Clin Cancer Res. 2024 Aug 21. doi: 10.1158/1078-0432.CCR-24-0028. Online ahead of print.

Abstract

Background: AZD5991, a human MCL-1 inhibitor, was assessed for safety, tolerability, pharmacokinetics (PK), and antitumor activity as monotherapy and in combination with venetoclax in patients with relapsed or refractory (R/R) hematologic malignancies.

Methods: In the monotherapy cohort (n=61), patients with hematologic malignancies received AZD5991 intravenously in escalating doses either once or twice weekly, following intrapatient dose escalation, on a 3-week cycle. In the combination cohort (n=17), patients with acute myeloid leukemia (AML) and myelodysplastic syndrome (MDS) received escalating doses of AZD5991 and venetoclax on either a 3-week or 4-week cycle. Primary objectives were safety and maximum tolerated dose; secondary objectives included plasma PK and antitumor activity.
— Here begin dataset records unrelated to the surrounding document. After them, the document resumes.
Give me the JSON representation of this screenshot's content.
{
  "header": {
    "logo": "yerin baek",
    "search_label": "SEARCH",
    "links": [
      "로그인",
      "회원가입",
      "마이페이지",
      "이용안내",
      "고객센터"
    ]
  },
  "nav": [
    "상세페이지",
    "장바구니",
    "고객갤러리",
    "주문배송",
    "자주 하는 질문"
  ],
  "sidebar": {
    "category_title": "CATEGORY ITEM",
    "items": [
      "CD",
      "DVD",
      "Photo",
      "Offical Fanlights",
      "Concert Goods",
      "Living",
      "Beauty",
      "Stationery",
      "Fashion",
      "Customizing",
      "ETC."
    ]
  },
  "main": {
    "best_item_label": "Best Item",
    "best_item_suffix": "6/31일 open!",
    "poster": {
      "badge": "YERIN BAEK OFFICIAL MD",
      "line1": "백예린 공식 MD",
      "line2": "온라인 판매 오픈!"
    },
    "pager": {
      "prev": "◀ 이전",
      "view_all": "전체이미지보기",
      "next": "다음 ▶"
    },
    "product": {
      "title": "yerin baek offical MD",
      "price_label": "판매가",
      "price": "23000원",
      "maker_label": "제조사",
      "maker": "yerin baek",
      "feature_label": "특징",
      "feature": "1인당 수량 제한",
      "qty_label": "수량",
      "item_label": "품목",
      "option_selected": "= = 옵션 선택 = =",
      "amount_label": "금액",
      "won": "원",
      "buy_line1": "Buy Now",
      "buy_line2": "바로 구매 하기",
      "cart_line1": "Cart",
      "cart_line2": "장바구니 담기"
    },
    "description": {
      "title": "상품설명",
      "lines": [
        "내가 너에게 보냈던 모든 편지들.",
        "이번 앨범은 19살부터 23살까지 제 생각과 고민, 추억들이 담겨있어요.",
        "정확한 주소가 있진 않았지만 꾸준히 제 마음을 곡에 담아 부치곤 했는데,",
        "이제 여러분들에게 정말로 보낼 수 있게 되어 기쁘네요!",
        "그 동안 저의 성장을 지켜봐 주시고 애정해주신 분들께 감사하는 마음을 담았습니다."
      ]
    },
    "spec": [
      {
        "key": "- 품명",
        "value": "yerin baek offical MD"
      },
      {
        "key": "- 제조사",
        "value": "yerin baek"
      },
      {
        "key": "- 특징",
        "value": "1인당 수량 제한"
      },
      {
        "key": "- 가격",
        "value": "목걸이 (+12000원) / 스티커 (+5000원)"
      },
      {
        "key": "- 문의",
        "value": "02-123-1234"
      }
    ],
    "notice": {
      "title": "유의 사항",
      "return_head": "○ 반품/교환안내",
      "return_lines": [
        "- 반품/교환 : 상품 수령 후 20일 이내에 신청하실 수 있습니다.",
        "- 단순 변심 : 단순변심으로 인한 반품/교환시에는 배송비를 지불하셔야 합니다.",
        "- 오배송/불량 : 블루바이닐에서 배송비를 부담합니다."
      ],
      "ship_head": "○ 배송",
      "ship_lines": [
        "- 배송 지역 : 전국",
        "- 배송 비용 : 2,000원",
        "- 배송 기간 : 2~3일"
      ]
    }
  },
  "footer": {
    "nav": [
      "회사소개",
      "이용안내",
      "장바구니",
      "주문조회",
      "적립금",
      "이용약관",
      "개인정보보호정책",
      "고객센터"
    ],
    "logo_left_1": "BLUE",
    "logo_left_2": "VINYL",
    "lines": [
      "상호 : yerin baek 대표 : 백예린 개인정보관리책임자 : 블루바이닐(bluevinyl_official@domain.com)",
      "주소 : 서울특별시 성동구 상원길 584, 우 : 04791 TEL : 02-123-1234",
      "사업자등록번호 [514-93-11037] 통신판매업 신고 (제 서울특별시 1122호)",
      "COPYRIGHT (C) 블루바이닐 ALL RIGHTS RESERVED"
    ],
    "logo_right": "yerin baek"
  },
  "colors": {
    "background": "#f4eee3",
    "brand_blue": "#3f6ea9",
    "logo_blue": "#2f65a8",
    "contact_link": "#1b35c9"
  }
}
Results: The most common (≥30%) adverse events (AEs) were diarrhea (59.0%), nausea (55.1%), and vomiting (47.4%). Four deaths occurred due to AEs: cardiac arrest, sepsis, tumor lysis syndrome (TLS), and acute respiratory failure; only TLS was related to AZD5991. Dose-limiting toxicities occurred in 5 patients. Three patients with MDS achieved an objective response: 1 marrow complete remission (mCR) without hematologic improvement, 1 partial remission with AZD5991 monotherapy, and 1 mCR with AZD5991+venetoclax. Asymptomatic elevations of troponin I or T were observed in 8 (10.3%) patients. Post hoc retrospective analysis revealed elevated troponin T in 14/31 patients before any AZD5991 dose and in 54/65 patients after any AZD5991 dose at or after cycle 1. There were no associations between elevated troponin and cardiovascular risk factors.

Conclusions: Treatment with AZD5991 was associated with high incidence of laboratory troponin elevation and a low overall response rate.